Do: Invest in High-Quality, Technologically Advanced Styling Tools

In an ideal world, you’d heat style your hair as little as possible to prevent dryness or damage.  However, in the real world, we likely have to utilize heat styling techniques on a daily basis, which puts us at a great disadvantage in the struggle to walk that fine line between dry hair and moisturized hair.  Thankfully, hair styling technology has come a long way in the past few decades, and today’s tools feature advance heat technology that helps to prevent hair dryness while promoting hydration levels.  Look for tools that utilize infrared technology, which heats the hair from the inside-out to preserve and protect the outer cuticle layer, as well as ionic technology, which negates the drying effects of positive ions to keep moisture locked within the hair strand.

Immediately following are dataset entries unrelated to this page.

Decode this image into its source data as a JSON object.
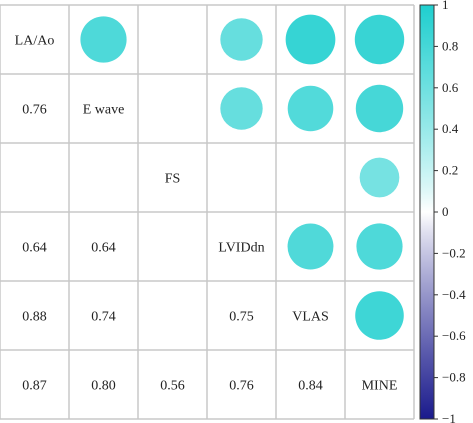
{
  "chart_data": {
    "type": "heatmap",
    "variables": [
      "LA/Ao",
      "E wave",
      "FS",
      "LVIDdn",
      "VLAS",
      "MINE"
    ],
    "matrix": [
      [
        1.0,
        0.76,
        null,
        0.64,
        0.88,
        0.87
      ],
      [
        0.76,
        1.0,
        null,
        0.64,
        0.74,
        0.8
      ],
      [
        null,
        null,
        1.0,
        null,
        null,
        0.56
      ],
      [
        0.64,
        0.64,
        null,
        1.0,
        0.75,
        0.76
      ],
      [
        0.88,
        0.74,
        null,
        0.75,
        1.0,
        0.84
      ],
      [
        0.87,
        0.8,
        0.56,
        0.76,
        0.84,
        1.0
      ]
    ],
    "upper": "circle",
    "lower": "number",
    "diagonal": "label",
    "legend": {
      "position": "right",
      "range": [
        -1,
        1
      ],
      "ticks": [
        "1",
        "0.8",
        "0.6",
        "0.4",
        "0.2",
        "0",
        "−0.2",
        "−0.4",
        "−0.6",
        "−0.8",
        "−1"
      ]
    },
    "colors": {
      "positive": "#1fcfcf",
      "negative": "#1a1a8c",
      "neutral": "#ffffff",
      "grid": "#c8c8c8"
    }
  }
}
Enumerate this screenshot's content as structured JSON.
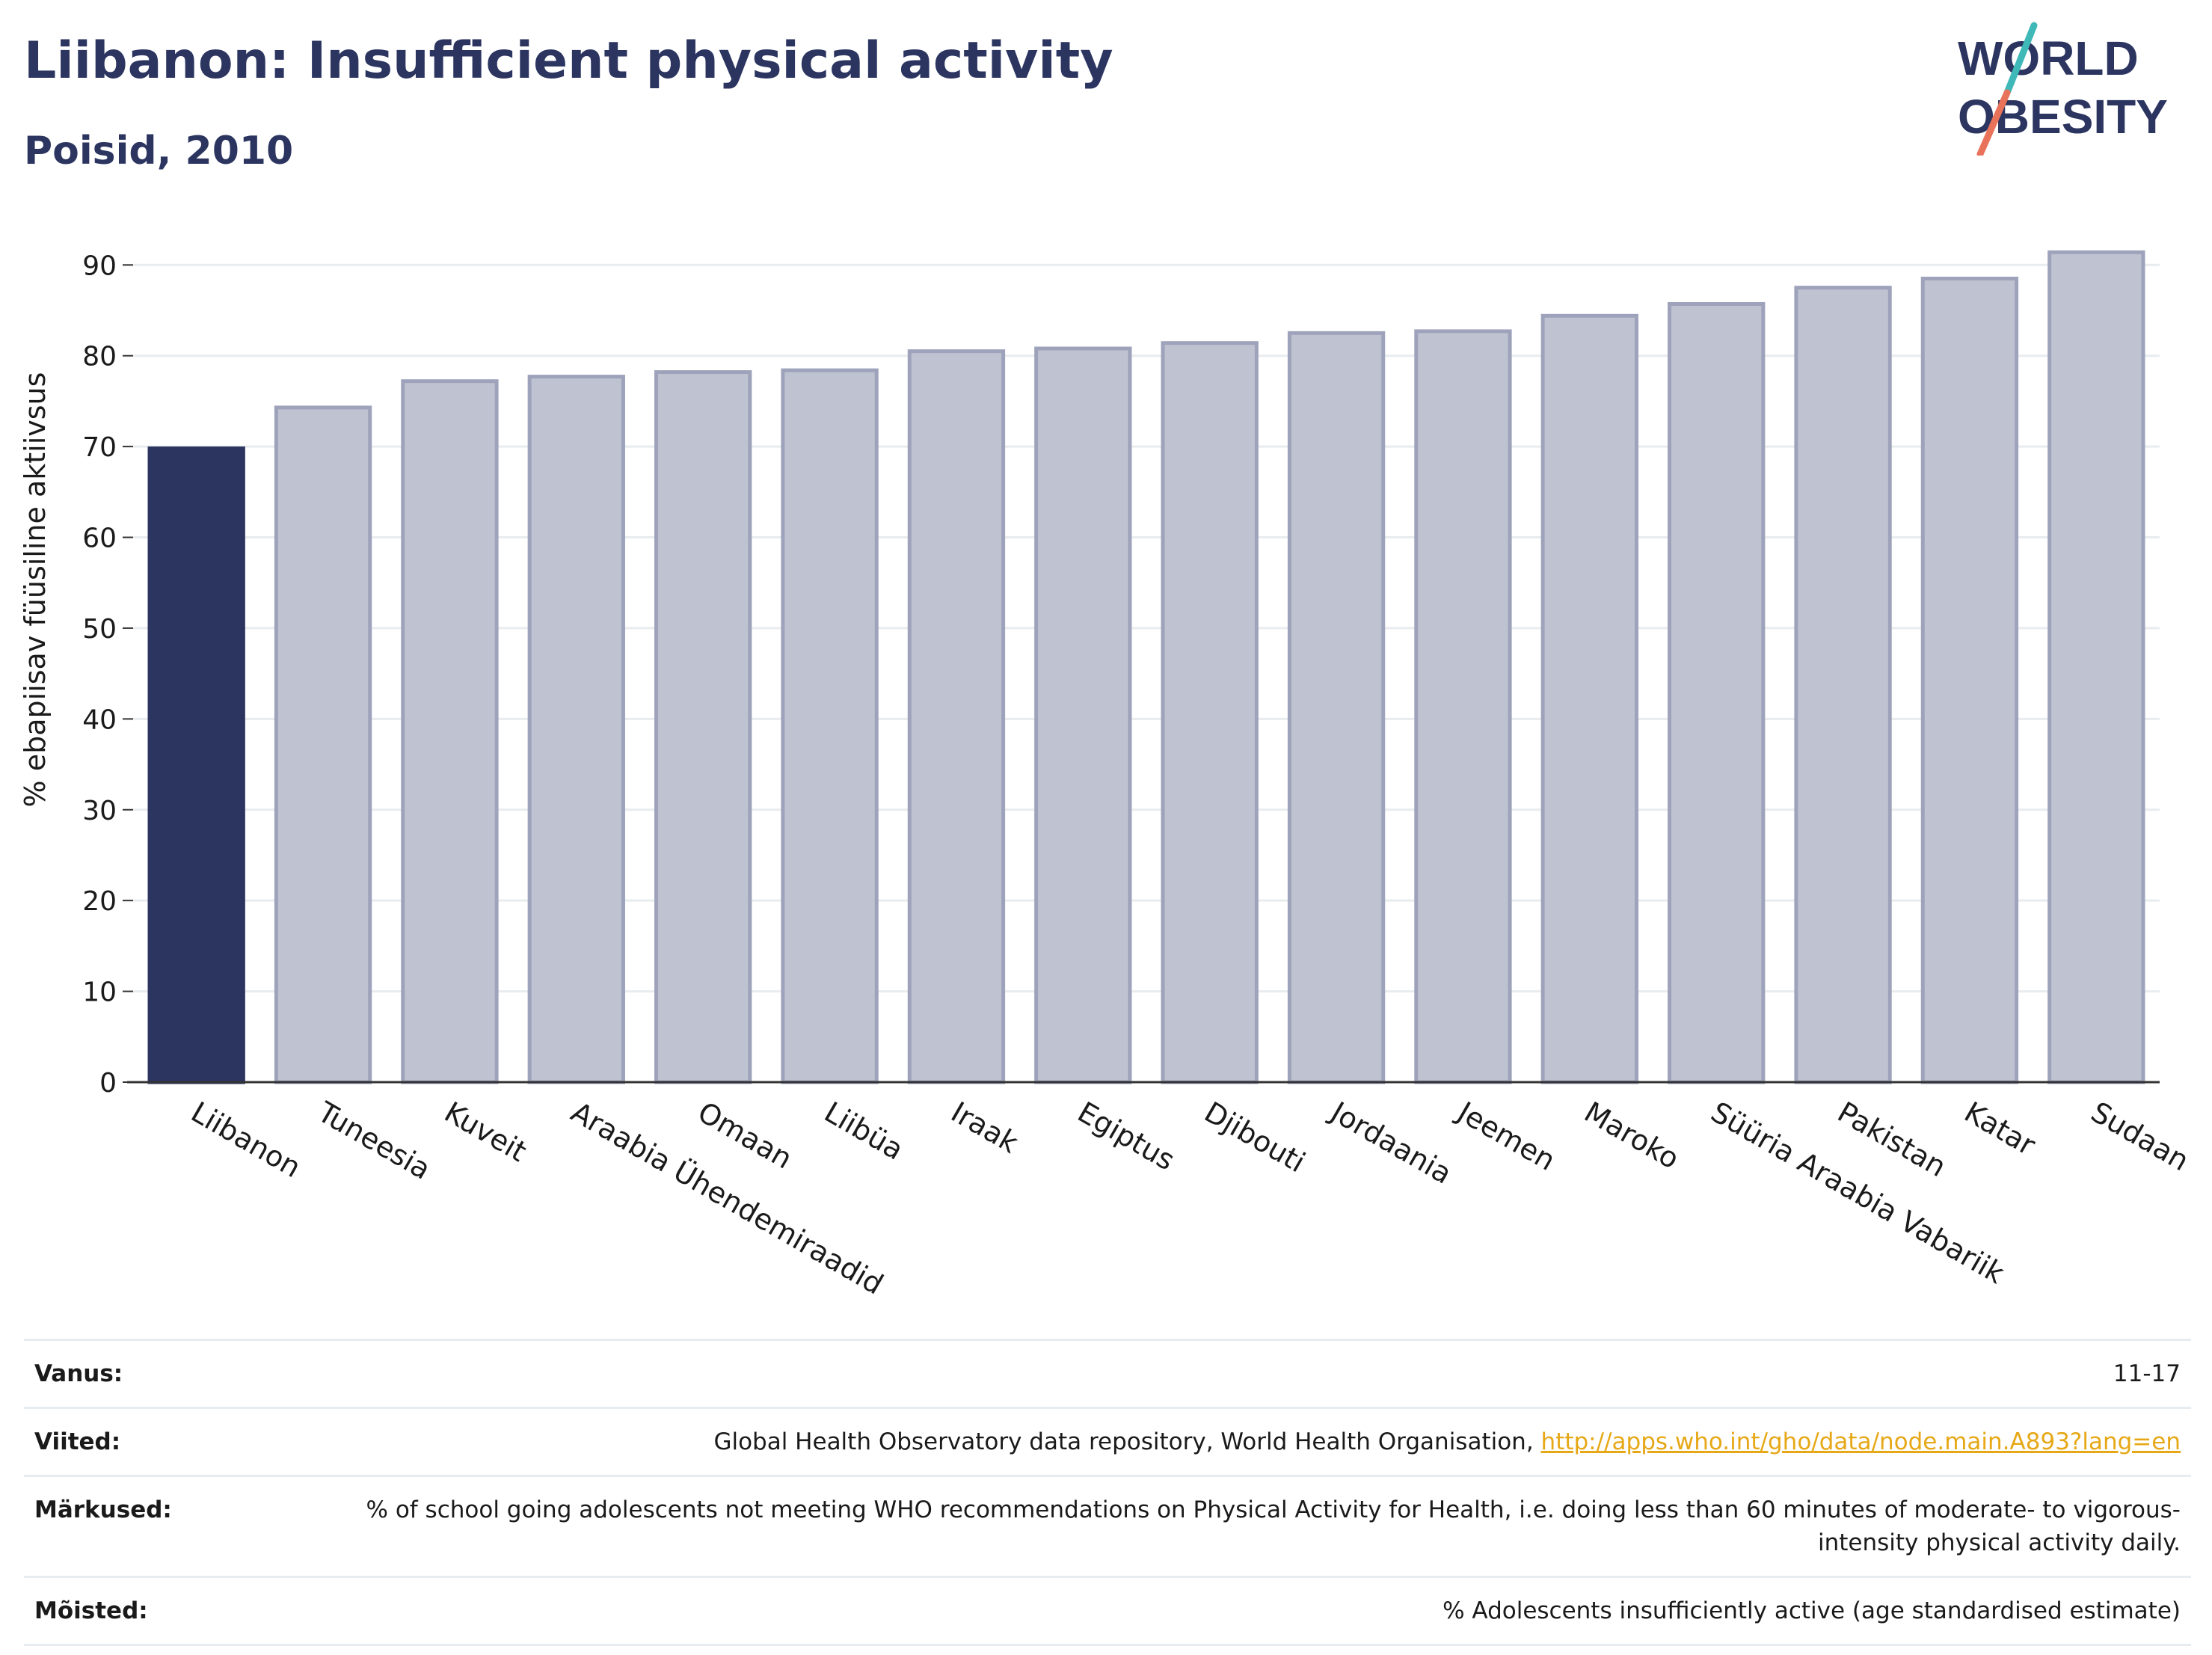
{
  "header": {
    "title": "Liibanon: Insufficient physical activity",
    "subtitle": "Poisid, 2010"
  },
  "logo": {
    "line1": "WORLD",
    "line2": "OBESITY",
    "accent_colors": [
      "#3fb8b8",
      "#e8735a"
    ]
  },
  "colors": {
    "highlight": "#2b3560",
    "bar": "#bfc2d0",
    "bar_edge": "#9ea3bb",
    "title": "#2b3560",
    "link": "#e6a817"
  },
  "chart_data": {
    "type": "bar",
    "title": "Liibanon: Insufficient physical activity",
    "subtitle": "Poisid, 2010",
    "xlabel": "",
    "ylabel": "% ebapiisav füüsiline aktiivsus",
    "categories": [
      "Liibanon",
      "Tuneesia",
      "Kuveit",
      "Araabia Ühendemiraadid",
      "Omaan",
      "Liibüa",
      "Iraak",
      "Egiptus",
      "Djibouti",
      "Jordaania",
      "Jeemen",
      "Maroko",
      "Süüria Araabia Vabariik",
      "Pakistan",
      "Katar",
      "Sudaan"
    ],
    "values": [
      69.8,
      74.3,
      77.2,
      77.7,
      78.2,
      78.4,
      80.5,
      80.8,
      81.4,
      82.5,
      82.7,
      84.4,
      85.7,
      87.5,
      88.5,
      91.4
    ],
    "highlight_index": 0,
    "ylim": [
      0,
      92
    ],
    "yticks": [
      0,
      10,
      20,
      30,
      40,
      50,
      60,
      70,
      80,
      90
    ],
    "grid": true
  },
  "info": [
    {
      "label": "Vanus:",
      "value": "11-17"
    },
    {
      "label": "Viited:",
      "value": "Global Health Observatory data repository, World Health Organisation, ",
      "link": "http://apps.who.int/gho/data/node.main.A893?lang=en"
    },
    {
      "label": "Märkused:",
      "value": "% of school going adolescents not meeting WHO recommendations on Physical Activity for Health, i.e. doing less than 60 minutes of moderate- to vigorous-intensity physical activity daily."
    },
    {
      "label": "Mõisted:",
      "value": "% Adolescents insufficiently active (age standardised estimate)"
    }
  ]
}
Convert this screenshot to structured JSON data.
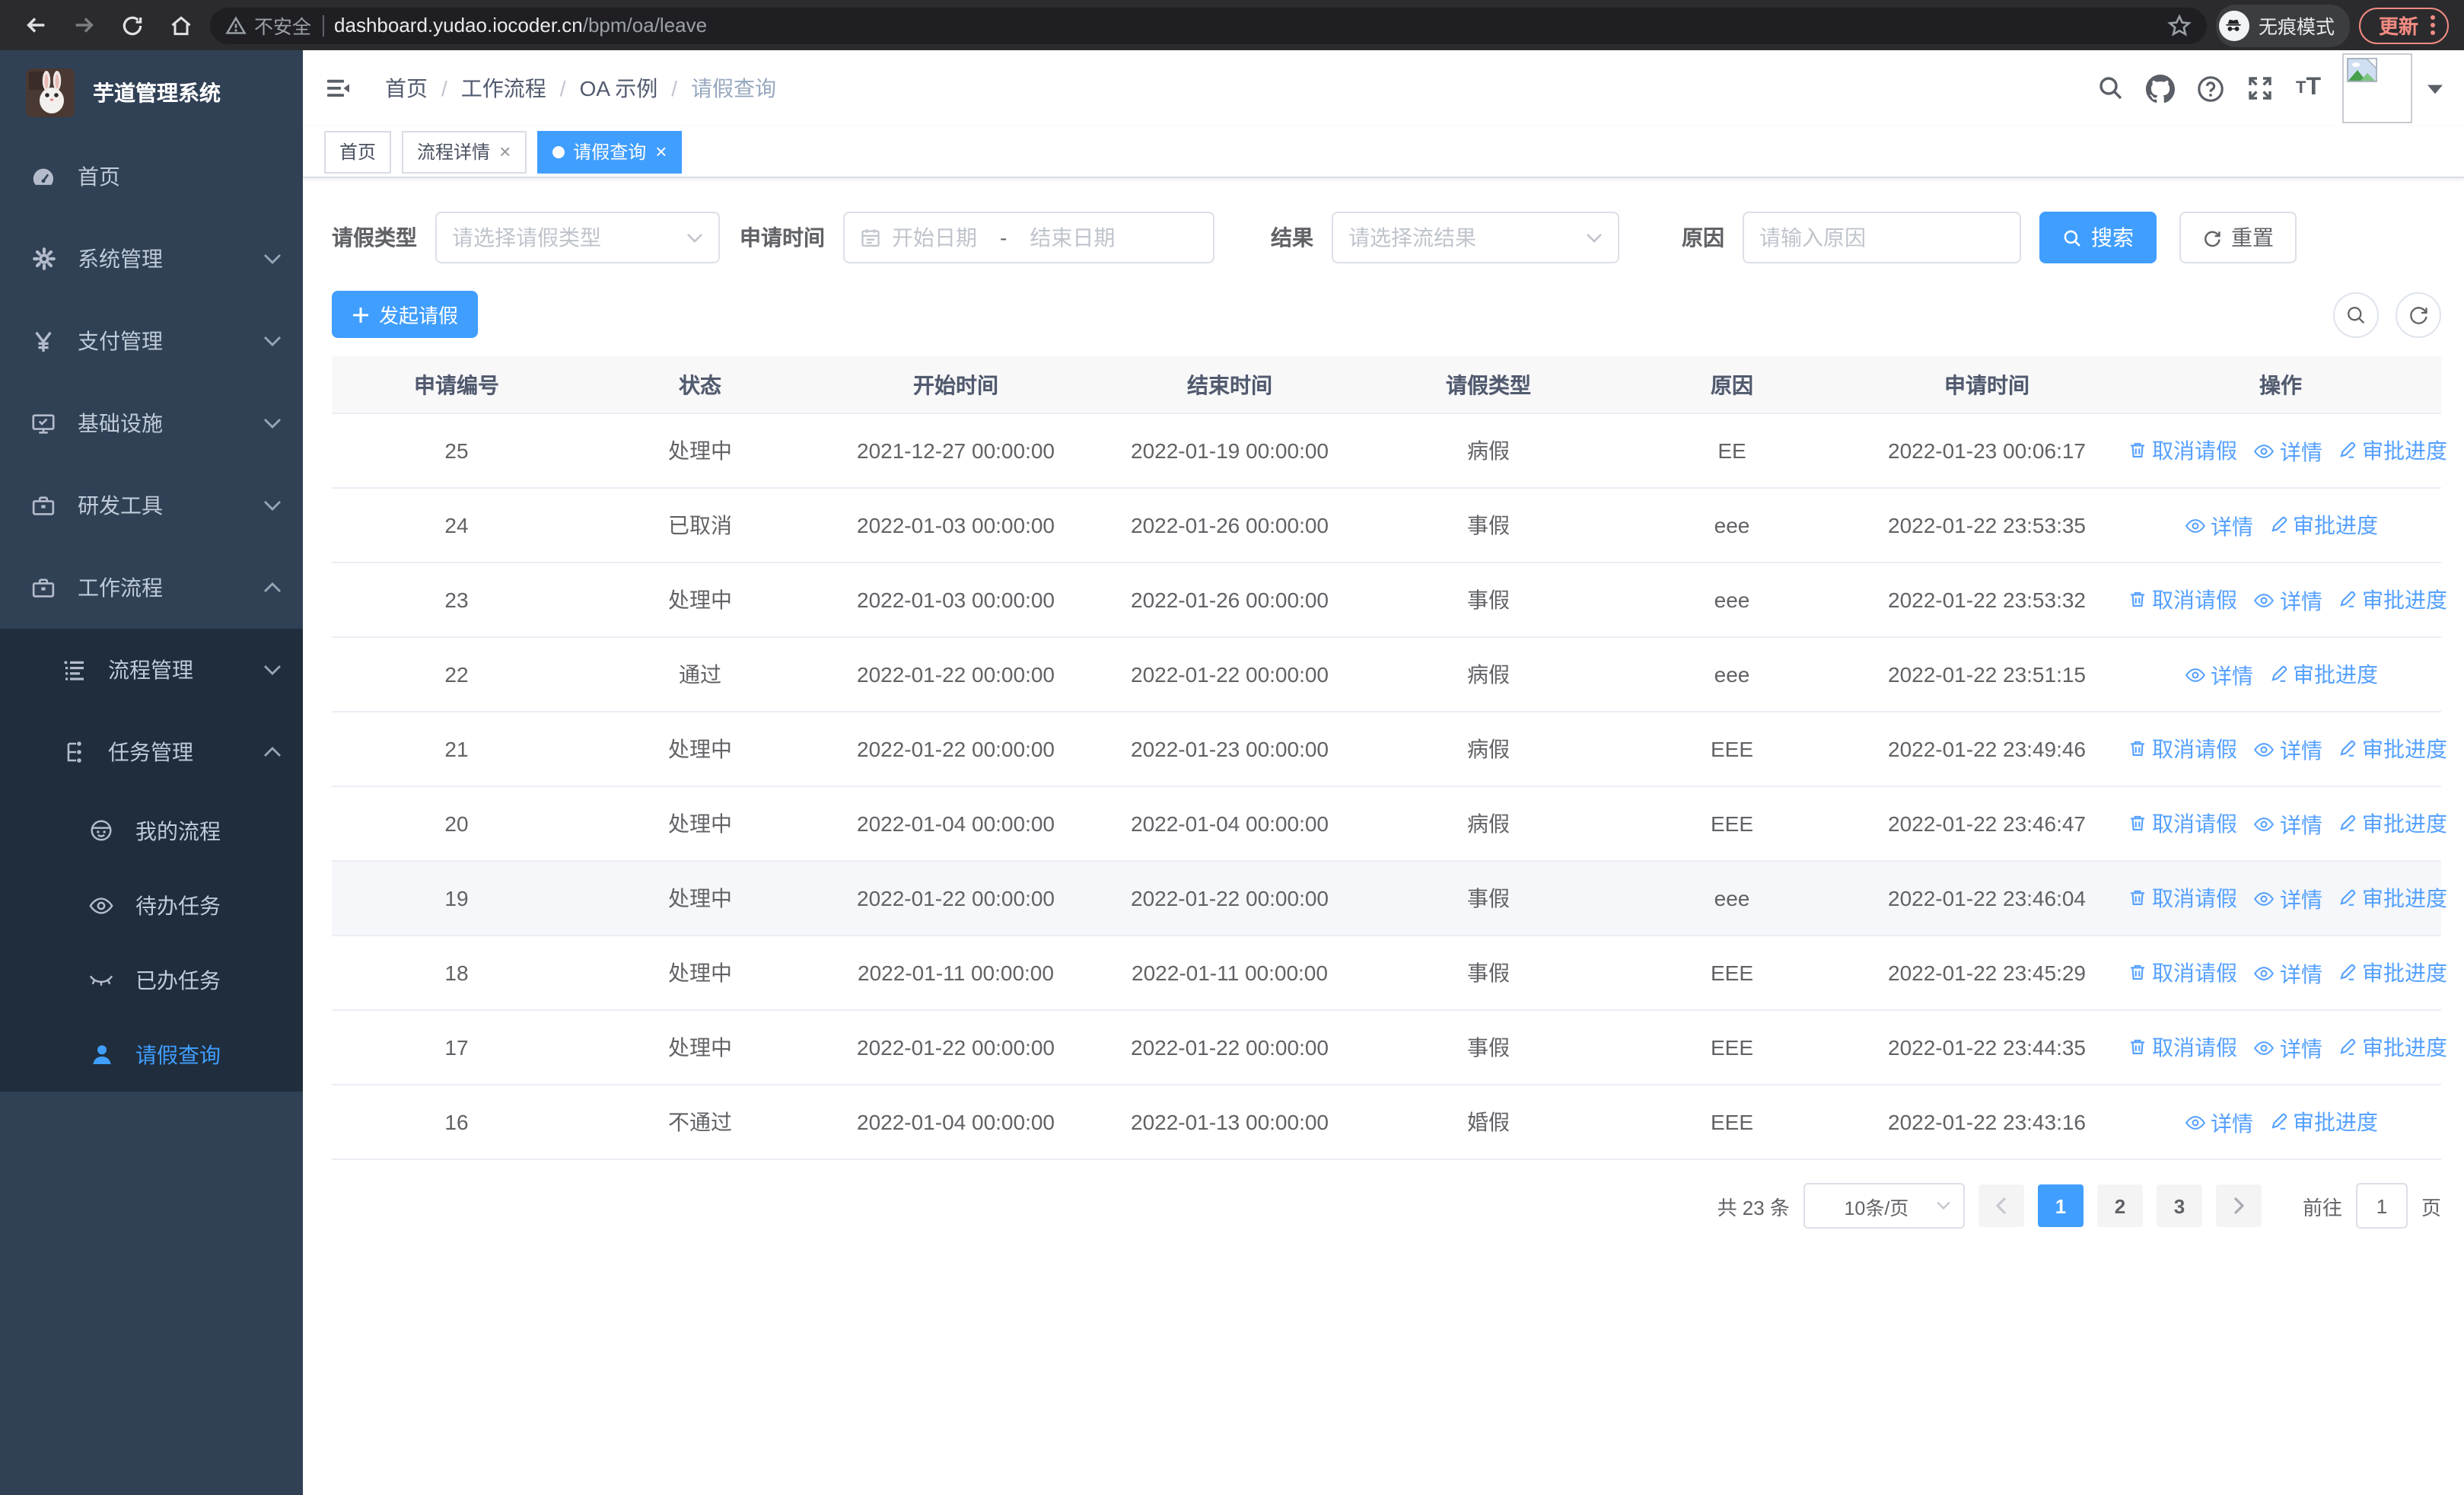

Don’t: Over-Style Your Hair

Again, even the most gentle and advanced styling tool can cause damage to your hair if used too frequently, so make sure to limit styling sessions as much as possible.  Additionally, the time spent styling within a given session is just as important as the number of times styling the hair, meaning that those with thicker, more textured hair need to use higher temperatures and speeds to keep the styling session short and gentle.  For an added degree of protection, utilize a heat protection spray that can both coat the hair with a protective buffer from heat damage and also add a little extra moisture to the hair

Do: Embrace Hair Oils and Serums

If you haven’t already, it’s time to explore the wonderful world of hair oils and hair serums. Today’s hair care market is filled with countless oil and serum products that impart lightweight, non-greasy moisture while allowing your hair to maintain its shine and softness.  These products provide versatile means of use, whether as a pre or post-styler, and can be carried in a purse or pocket to be used on an as-needed basis if your hair is feeling dry towards the middle of the day.

Don’t: Use Drying Hairsprays or Finishing Products

This goes without saying, but make sure to cut out any hairsprays or finishing products that contain high amounts of alcohol or drying ingredients that further dry out your hair.  Some hairsprays may work initially to tamp down frizz, but the amount of drying ingredients within the spray can actually make the hair look frizzier and drier later in the day.  Opt for sprays that contain hydrating and healing ingredients such as aloe and panthenol.